O que está em jogo no lar bolsonarista não é quem vai disputar as eleições presidenciais de outubro – o príncipe ou a rainha, o peão ou o cavalo. Hoje, e depois do Escândalo Master, ninguém consegue definir o verdadeiro valor de face do bolsonarismo. O ex-capitão está na cadeia, cumprindo pena por golpe de Estado. A ideia de um líder forte, encantador de serpentes, sumiu atrás das grades. A reiterada exposição de suas fragilidades físicas desmonta a imagem do Mussolini jabuticaba, do super-herói que vai “livrar o País” de alguma coisa. Seu filho Flávio, autodenominado sucessor político do pai, registra nas pesquisas perdas crescentes entre eleitores antes cativos de Jair. Aquele que se nomeia candidato a presidente por direito de sucessão foi engolido pelo mar de lama do banco de Daniel Vorcaro e de uma relação antipatriótica com os Estados Unidos, a quem só falta pedir explicitamente que lidere um golpe de Estado no Brasil.

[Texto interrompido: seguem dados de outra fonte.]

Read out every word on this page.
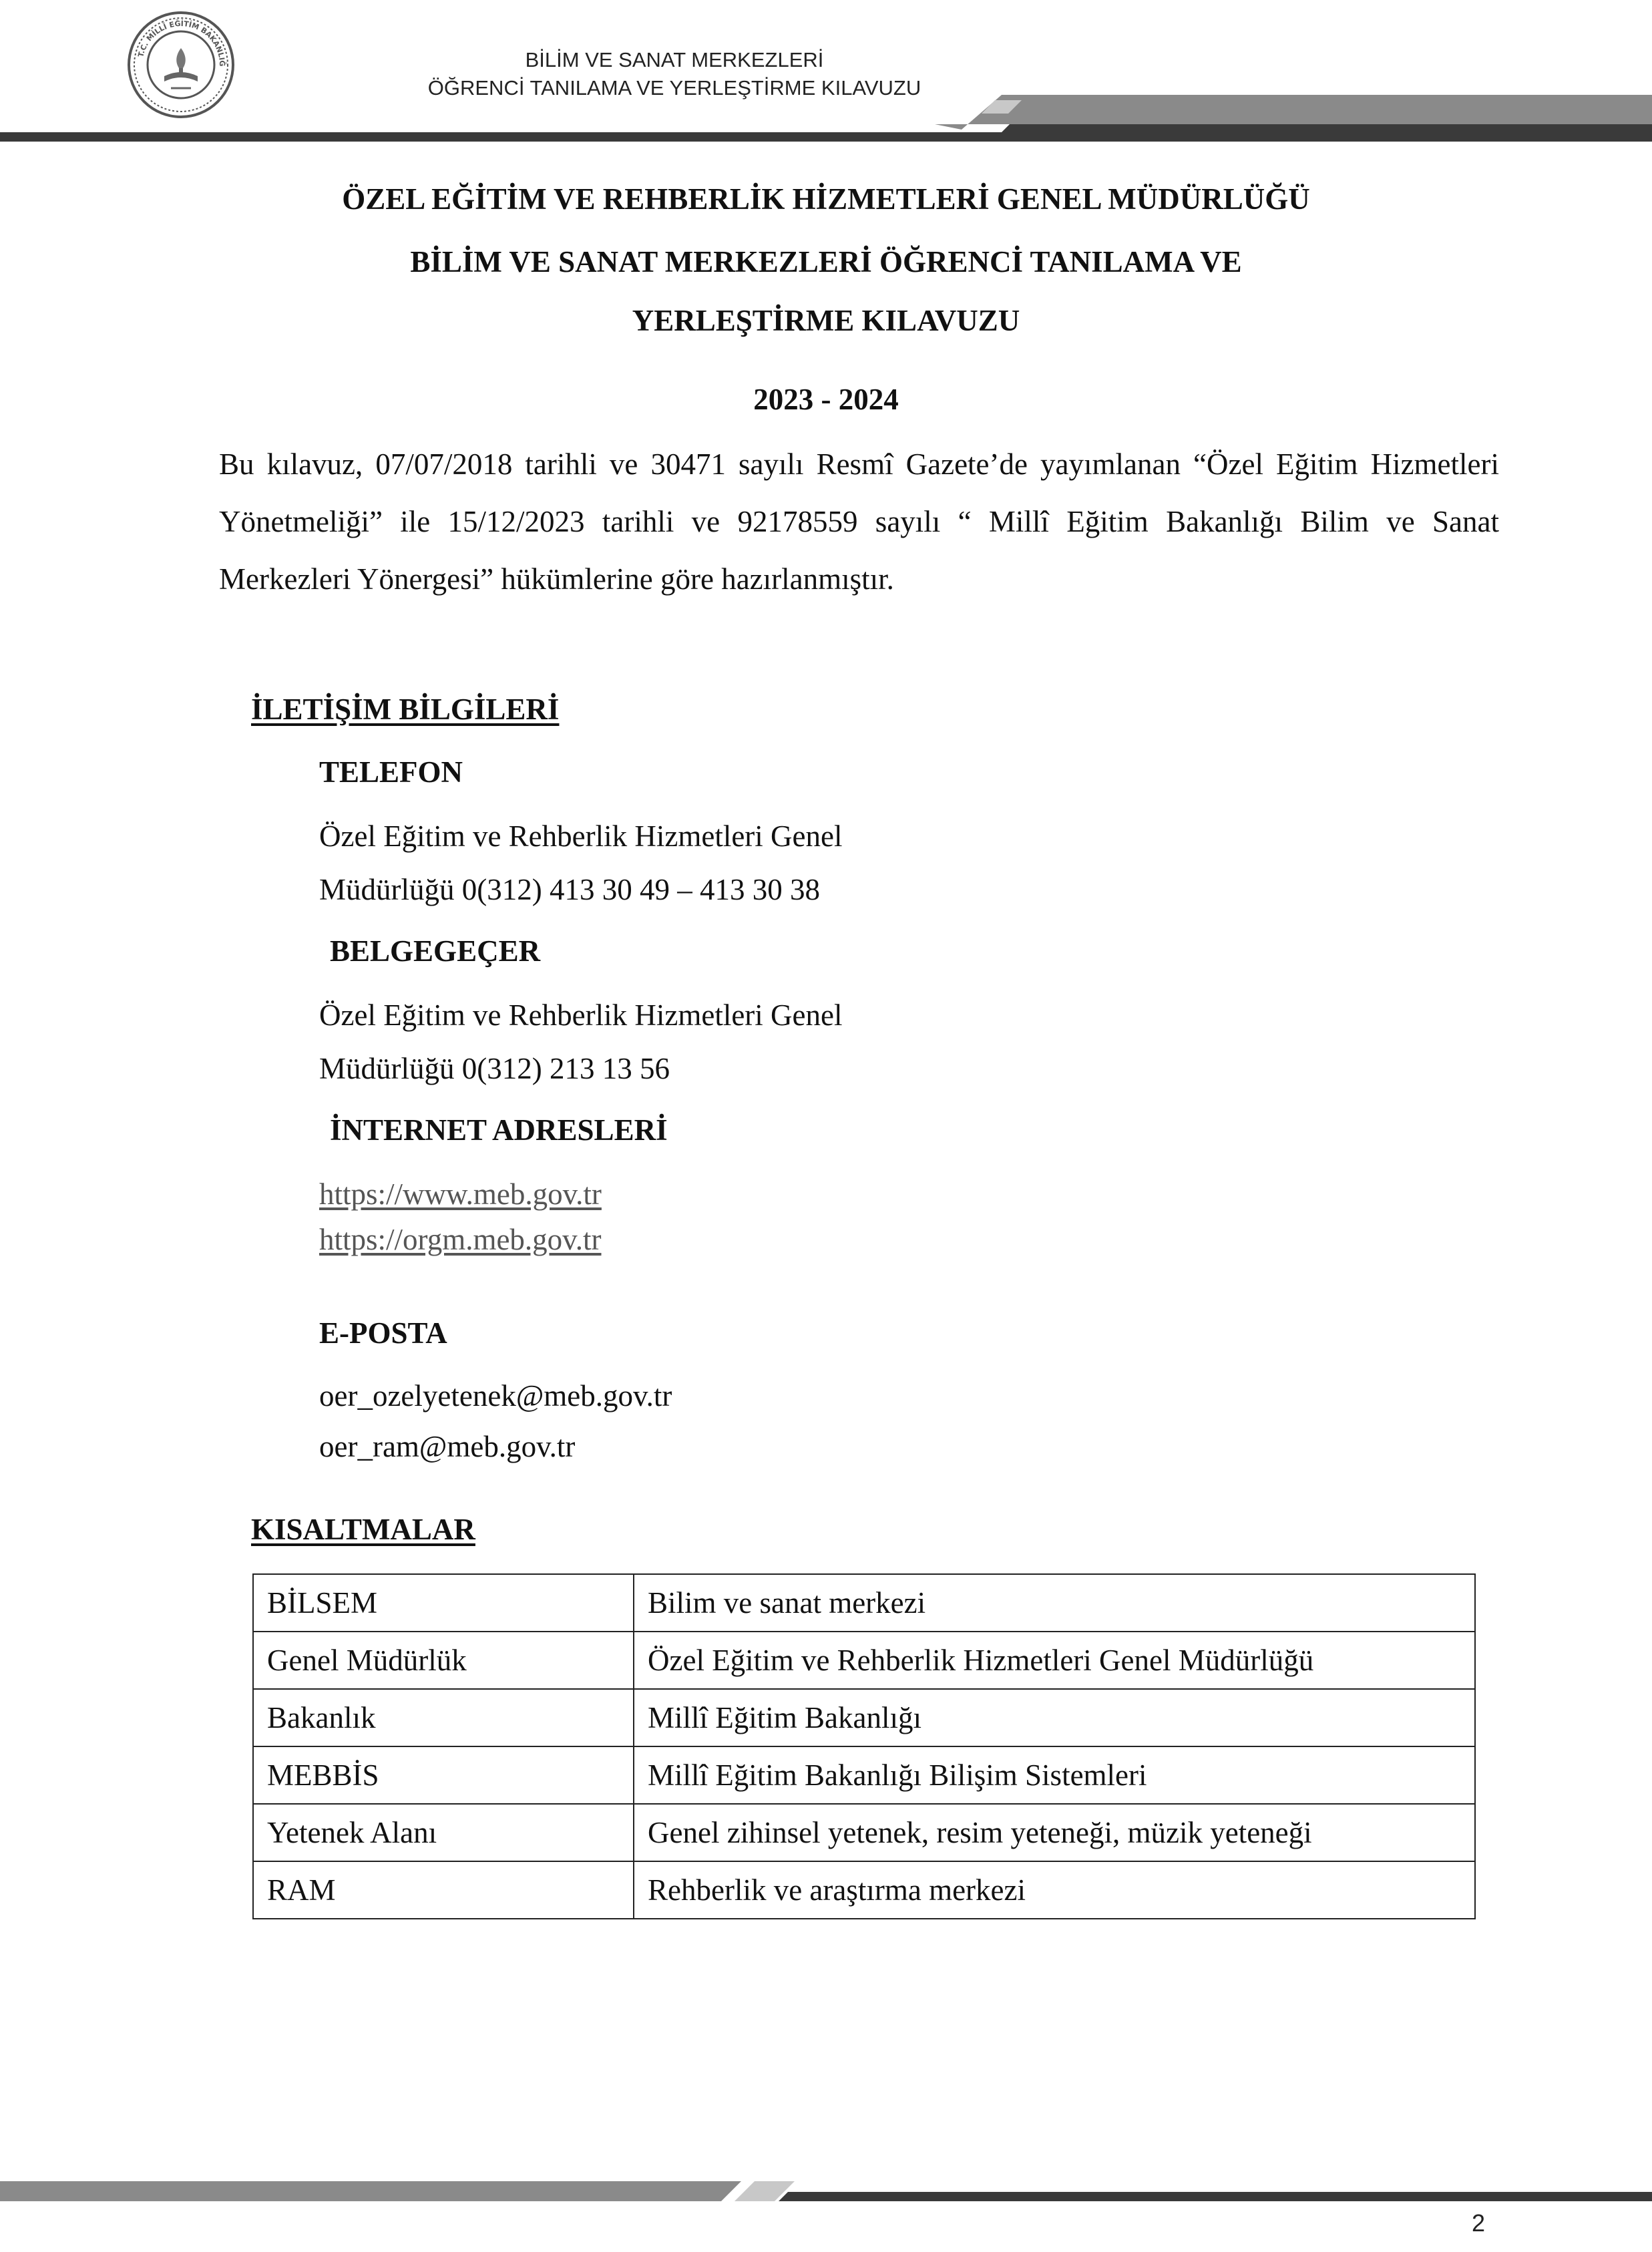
T.C. MİLLÎ EĞİTİM BAKANLIĞ	BİLİM VE SANAT MERKEZLERİ
ÖĞRENCİ TANILAMA VE YERLEŞTİRME KILAVUZU
ÖZEL EĞİTİM VE REHBERLİK HİZMETLERİ GENEL MÜDÜRLÜĞÜ
BİLİM VE SANAT MERKEZLERİ ÖĞRENCİ TANILAMA VE
YERLEŞTİRME KILAVUZU
2023 - 2024
Bu kılavuz, 07/07/2018 tarihli ve 30471 sayılı Resmî Gazete’de yayımlanan “Özel Eğitim Hizmetleri Yönetmeliği” ile 15/12/2023 tarihli ve 92178559 sayılı “ Millî Eğitim Bakanlığı Bilim ve Sanat Merkezleri Yönergesi” hükümlerine göre hazırlanmıştır.
İLETİŞİM BİLGİLERİ
TELEFON
Özel Eğitim ve Rehberlik Hizmetleri Genel
Müdürlüğü 0(312) 413 30 49 – 413 30 38
BELGEGEÇER
Özel Eğitim ve Rehberlik Hizmetleri Genel
Müdürlüğü 0(312) 213 13 56
İNTERNET ADRESLERİ
https://www.meb.gov.tr
https://orgm.meb.gov.tr
E-POSTA
oer_ozelyetenek@meb.gov.tr
oer_ram@meb.gov.tr
KISALTMALAR
BİLSEM	Bilim ve sanat merkezi
Genel Müdürlük	Özel Eğitim ve Rehberlik Hizmetleri Genel Müdürlüğü
Bakanlık	Millî Eğitim Bakanlığı
MEBBİS	Millî Eğitim Bakanlığı Bilişim Sistemleri
Yetenek Alanı	Genel zihinsel yetenek, resim yeteneği, müzik yeteneği
RAM	Rehberlik ve araştırma merkezi
2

O legado político depositado no tabuleiro do xadrez da direita brasileira em 2026 é muito mais que Flávio ou mesmo Jair. O mais importante, para esse espectro, não é perenizar o bolsonarismo, mas um eleitorado conservador que deixou de ser apenas um aglomerado de fanáticos em torno de um líder e passou a reunir um contingente expressivo de simpatizantes, por adesão ideológica, em torno de partidos políticos.